I think this administration wants to protect lower-level whistleblowers, as
long as they only make disclosures to executive agencies, but never to
Congress. In a knee-jerk reaction to WikiLeaks, his appointees at the MSPB
sent a loud and clear message in my case that he does not want any executive
agency employee going public, no matter how serious the disclosure is. Stealing
SKILLCRAFT pens, cheating on your travel voucher, or taking candy bars from the
"honor fridge" will be protected, but dangerous mismanagement disclosures that
embarrass the bureaucracy's senior executives will be met with dozens of agency
attorneys and years of litigation using up millions of taxpayers' dollars.
The message sent in the Tom Drake case was very clear also. It is too obvious
the way the U.S. Department of Justice dragged out his case for years and then
suddenly settled hours before his trial. The whole thing was carefully
orchestrated. I can't imagine the torture his young boys went through, naively
believing their father would be in prison for 35 years.
Taking US Border Patrol Agent oath 1996; Maria Luisa Hevia-Suarez
You were hung out to dry after you exposed governmental wrongdoing. You
lost your job. You spent money, perhaps a lot of money, on legal fees. The
government will not be rushing to find you another job, with TSA or anywhere
else, for that matter. Are you sorry that you blew the whistle?
No. I took an oath to protect and serve while risking my life. Doing what we
expect of them to do, military, fire and police get severely maimed or killed
in action, and don't regret doing what is expected of them -- I'm no better
than them. I carried out my mission and lost my job, but I get to walk and live
another day.
In a span of almost six years, it took a total sum of 38 months for seven MSPB
administrative judges and full three-member panelists to pour over law and
draft 88 pages of legal arguments to justify that I committed wrongdoing, and
that a single charge warranted ending 18 years of perfect military and federal
law enforcement service. If the nit-picky MSPB legalese against me stands, it
sends a loud message that the politicians and bureaucrats in charge will force
our public safety and military operators to always second-guess putting their
lives on the line. Just like the Army platoon and artillery battery that
refused to help Marine Corporal Dakota Meyer, the Congressional Medal of Honor
recipient who saved 36 of his brothers in arms after he disobeyed three direct
"penalty is death" orders from his chain of command.

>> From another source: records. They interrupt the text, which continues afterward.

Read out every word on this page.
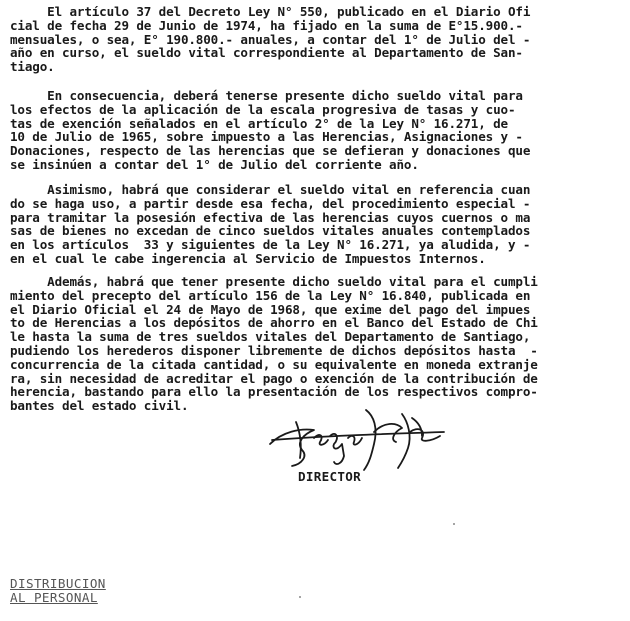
El artículo 37 del Decreto Ley N° 550, publicado en el Diario Ofi
cial de fecha 29 de Junio de 1974, ha fijado en la suma de E°15.900.-
mensuales, o sea, E° 190.800.- anuales, a contar del 1° de Julio del -
año en curso, el sueldo vital correspondiente al Departamento de San-
tiago.
En consecuencia, deberá tenerse presente dicho sueldo vital para
los efectos de la aplicación de la escala progresiva de tasas y cuo-
tas de exención señalados en el artículo 2° de la Ley N° 16.271, de
10 de Julio de 1965, sobre impuesto a las Herencias, Asignaciones y -
Donaciones, respecto de las herencias que se defieran y donaciones que
se insinúen a contar del 1° de Julio del corriente año.
Asimismo, habrá que considerar el sueldo vital en referencia cuan
do se haga uso, a partir desde esa fecha, del procedimiento especial -
para tramitar la posesión efectiva de las herencias cuyos cuernos o ma
sas de bienes no excedan de cinco sueldos vitales anuales contemplados
en los artículos  33 y siguientes de la Ley N° 16.271, ya aludida, y -
en el cual le cabe ingerencia al Servicio de Impuestos Internos.
Además, habrá que tener presente dicho sueldo vital para el cumpli
miento del precepto del artículo 156 de la Ley N° 16.840, publicada en
el Diario Oficial el 24 de Mayo de 1968, que exime del pago del impues
to de Herencias a los depósitos de ahorro en el Banco del Estado de Chi
le hasta la suma de tres sueldos vitales del Departamento de Santiago,
pudiendo los herederos disponer libremente de dichos depósitos hasta  -
concurrencia de la citada cantidad, o su equivalente en moneda extranje
ra, sin necesidad de acreditar el pago o exención de la contribución de
herencia, bastando para ello la presentación de los respectivos compro-
bantes del estado civil.
DIRECTOR
DISTRIBUCION
AL PERSONAL
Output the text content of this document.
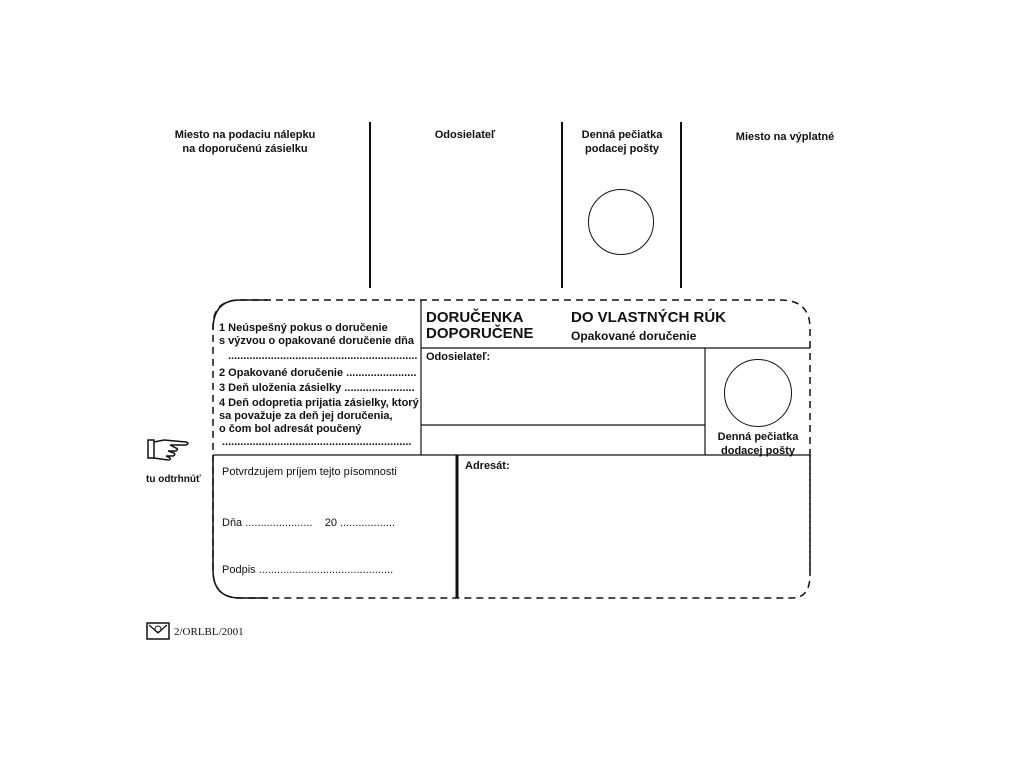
Miesto na podaciu nálepku
na doporučenú zásielku
Odosielateľ	Denná pečiatka
podacej pošty
Miesto na výplatné
1 Neúspešný pokus o doručenie
s výzvou o opakované doručenie dňa
..............................................................
2 Opakované doručenie .......................
3 Deň uloženia zásielky .......................
4 Deň odopretia prijatia zásielky, ktorý
sa považuje za deň jej doručenia,
o čom bol adresát poučený
..............................................................
DORUČENKA
DOPORUČENE
DO VLASTNÝCH RÚK
Opakované doručenie
Odosielateľ:
Denná pečiatka
dodacej pošty
tu odtrhnúť
Potvrdzujem príjem tejto písomnosti
Dňa ......................    20 ..................
Podpis ............................................
Adresát:
2/ORLBL/2001
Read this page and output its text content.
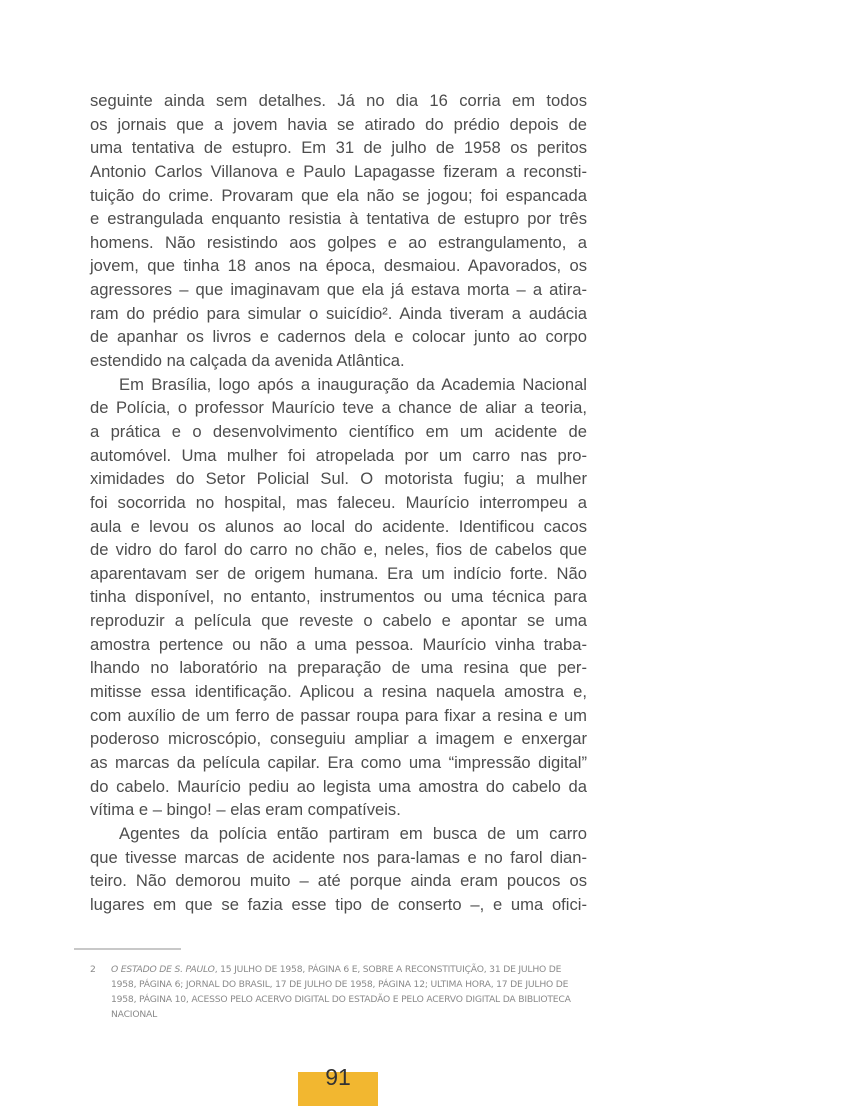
seguinte ainda sem detalhes. Já no dia 16 corria em todos
os jornais que a jovem havia se atirado do prédio depois de
uma tentativa de estupro. Em 31 de julho de 1958 os peritos
Antonio Carlos Villanova e Paulo Lapagasse fizeram a reconsti-
tuição do crime. Provaram que ela não se jogou; foi espancada
e estrangulada enquanto resistia à tentativa de estupro por três
homens. Não resistindo aos golpes e ao estrangulamento, a
jovem, que tinha 18 anos na época, desmaiou. Apavorados, os
agressores – que imaginavam que ela já estava morta – a atira-
ram do prédio para simular o suicídio². Ainda tiveram a audácia
de apanhar os livros e cadernos dela e colocar junto ao corpo
estendido na calçada da avenida Atlântica.
Em Brasília, logo após a inauguração da Academia Nacional
de Polícia, o professor Maurício teve a chance de aliar a teoria,
a prática e o desenvolvimento científico em um acidente de
automóvel. Uma mulher foi atropelada por um carro nas pro-
ximidades do Setor Policial Sul. O motorista fugiu; a mulher
foi socorrida no hospital, mas faleceu. Maurício interrompeu a
aula e levou os alunos ao local do acidente. Identificou cacos
de vidro do farol do carro no chão e, neles, fios de cabelos que
aparentavam ser de origem humana. Era um indício forte. Não
tinha disponível, no entanto, instrumentos ou uma técnica para
reproduzir a película que reveste o cabelo e apontar se uma
amostra pertence ou não a uma pessoa. Maurício vinha traba-
lhando no laboratório na preparação de uma resina que per-
mitisse essa identificação. Aplicou a resina naquela amostra e,
com auxílio de um ferro de passar roupa para fixar a resina e um
poderoso microscópio, conseguiu ampliar a imagem e enxergar
as marcas da película capilar. Era como uma “impressão digital”
do cabelo. Maurício pediu ao legista uma amostra do cabelo da
vítima e – bingo! – elas eram compatíveis.
Agentes da polícia então partiram em busca de um carro
que tivesse marcas de acidente nos para-lamas e no farol dian-
teiro. Não demorou muito – até porque ainda eram poucos os
lugares em que se fazia esse tipo de conserto –, e uma ofici-
2 O ESTADO DE S. PAULO, 15 JULHO DE 1958, PÁGINA 6 E, SOBRE A RECONSTITUIÇÃO, 31 DE JULHO DE
1958, PÁGINA 6; JORNAL DO BRASIL, 17 DE JULHO DE 1958, PÁGINA 12; ULTIMA HORA, 17 DE JULHO DE
1958, PÁGINA 10, ACESSO PELO ACERVO DIGITAL DO ESTADÃO E PELO ACERVO DIGITAL DA BIBLIOTECA
NACIONAL
91
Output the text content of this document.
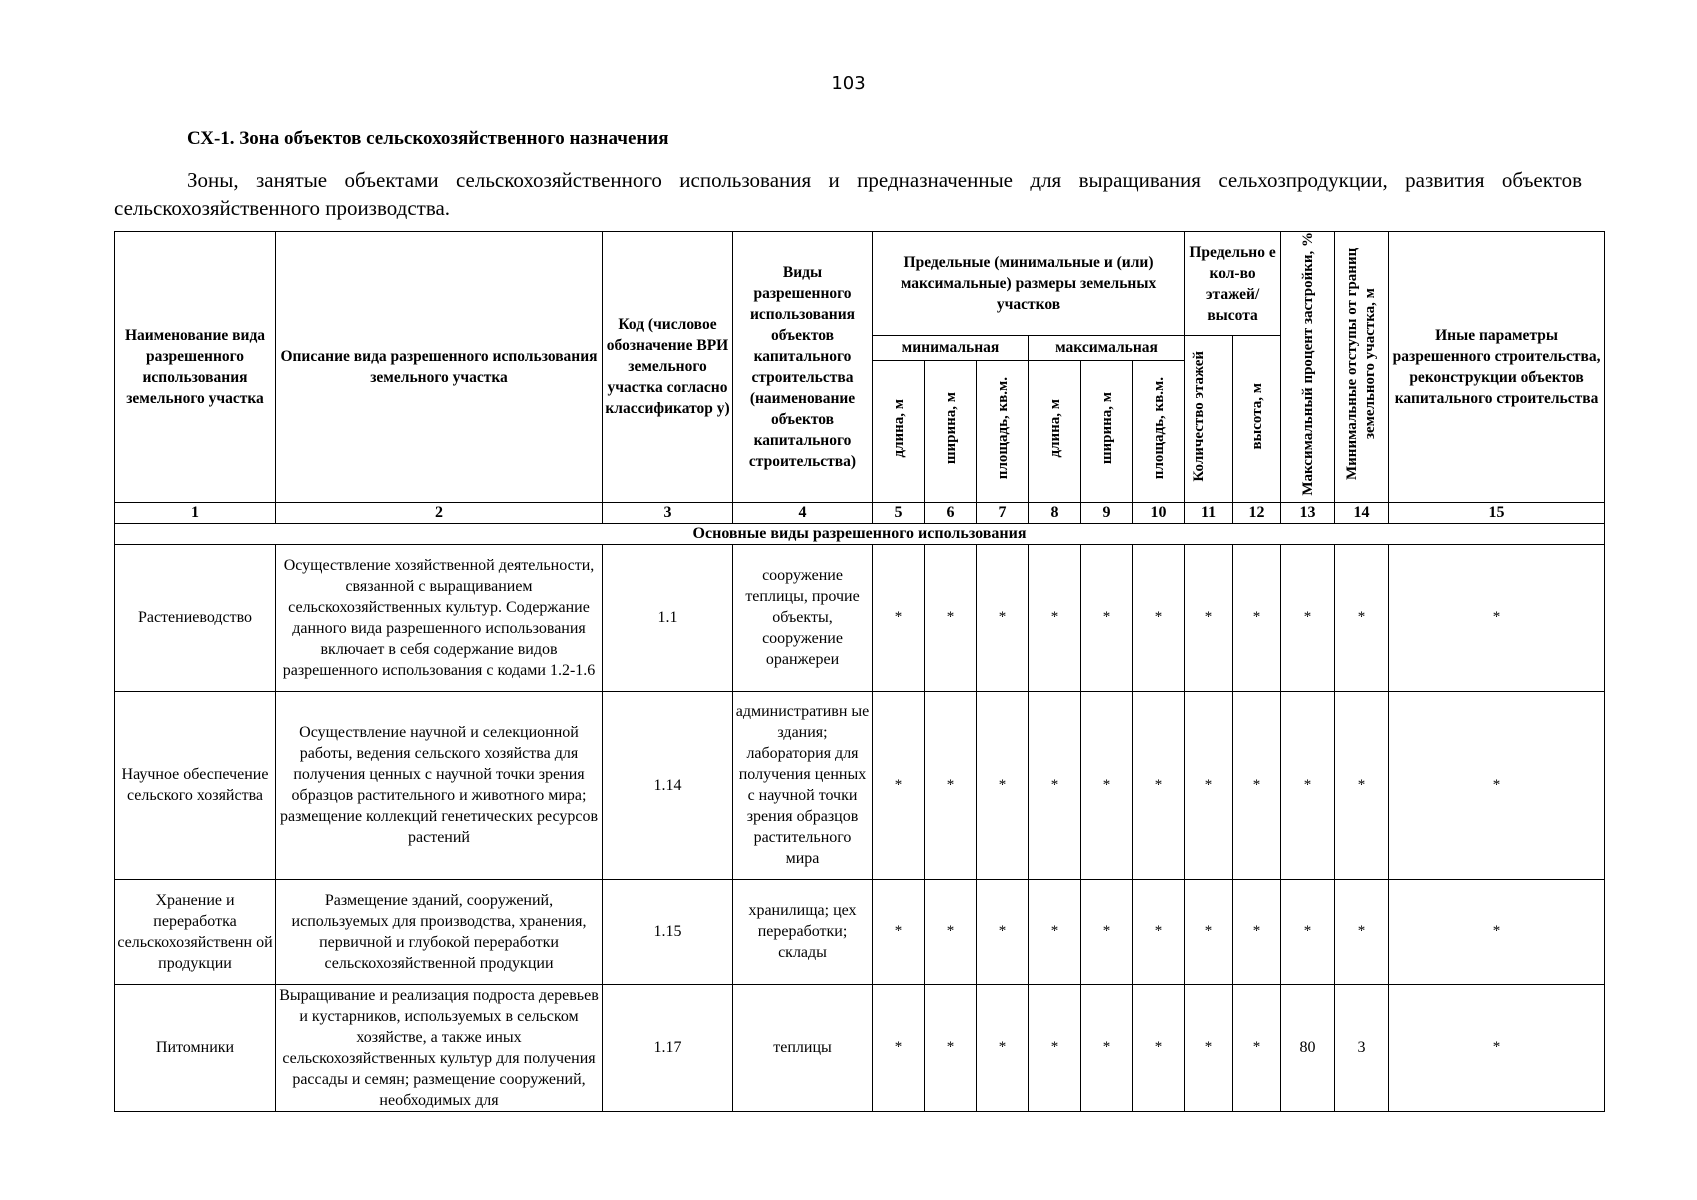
103
СХ-1. Зона объектов сельскохозяйственного назначения
Зоны, занятые объектами сельскохозяйственного использования и предназначенные для выращивания сельхозпродукции, развития объектов сельскохозяйственного производства.
Наименование вида разрешенного использования земельного участка	Описание вида разрешенного использования земельного участка	Код (числовое обозначение ВРИ земельного участка согласно классификатор у)	Виды разрешенного использования объектов капитального строительства (наименование объектов капитального строительства)	Предельные (минимальные и (или) максимальные) размеры земельных участков						Предельно е кол-во этажей/ высота		Максимальный процент застройки, %	Минимальные отступы от границ земельного участка, м	Иные параметры разрешенного строительства, реконструкции объектов капитального строительства
				минимальная			максимальная			Количество этажей	высота, м			
				длина, м	ширина, м	площадь, кв.м.	длина, м	ширина, м	площадь, кв.м.					
1	2	3	4	5	6	7	8	9	10	11	12	13	14	15
Основные виды разрешенного использования														
Растениеводство	Осуществление хозяйственной деятельности, связанной с выращиванием сельскохозяйственных культур. Содержание данного вида разрешенного использования включает в себя содержание видов разрешенного использования с кодами 1.2-1.6	1.1	сооружение теплицы, прочие объекты, сооружение оранжереи	*	*	*	*	*	*	*	*	*	*	*
Научное обеспечение сельского хозяйства	Осуществление научной и селекционной работы, ведения сельского хозяйства для получения ценных с научной точки зрения образцов растительного и животного мира; размещение коллекций генетических ресурсов растений	1.14	административн ые здания; лаборатория для получения ценных с научной точки зрения образцов растительного мира	*	*	*	*	*	*	*	*	*	*	*
Хранение и переработка сельскохозяйственн ой продукции	Размещение зданий, сооружений, используемых для производства, хранения, первичной и глубокой переработки сельскохозяйственной продукции	1.15	хранилища; цех переработки; склады	*	*	*	*	*	*	*	*	*	*	*
Питомники	Выращивание и реализация подроста деревьев и кустарников, используемых в сельском хозяйстве, а также иных сельскохозяйственных культур для получения рассады и семян; размещение сооружений, необходимых для	1.17	теплицы	*	*	*	*	*	*	*	*	80	3	*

I'll do what I did again, but will others want to endure years of endless
litigation from government lawyers who care less about justice, and just want
the winning stat, regardless of the cost?
I wish more politicians and powerful bureaucrats would imagine themselves
standing in the rain, cold, and dark -- armed on a front-line in harm's way
ready to protect the weak. This country's leadership needs to stop
cherry-picking law libraries and second-guessing our bravest who are doing the
dirty work they and others can't or won't do.
I couldn't agree with you more What happened to all the
congressional support you had early in your case?
After I was fired, and then my disclosure was marked SSI, only U.S. Representatives Carolyn Maloney (NY), Dennis Kucinich (OH), Ken Calvert (CA), and U.S. Senator Harry Reid(NV) have gone on the record to support me.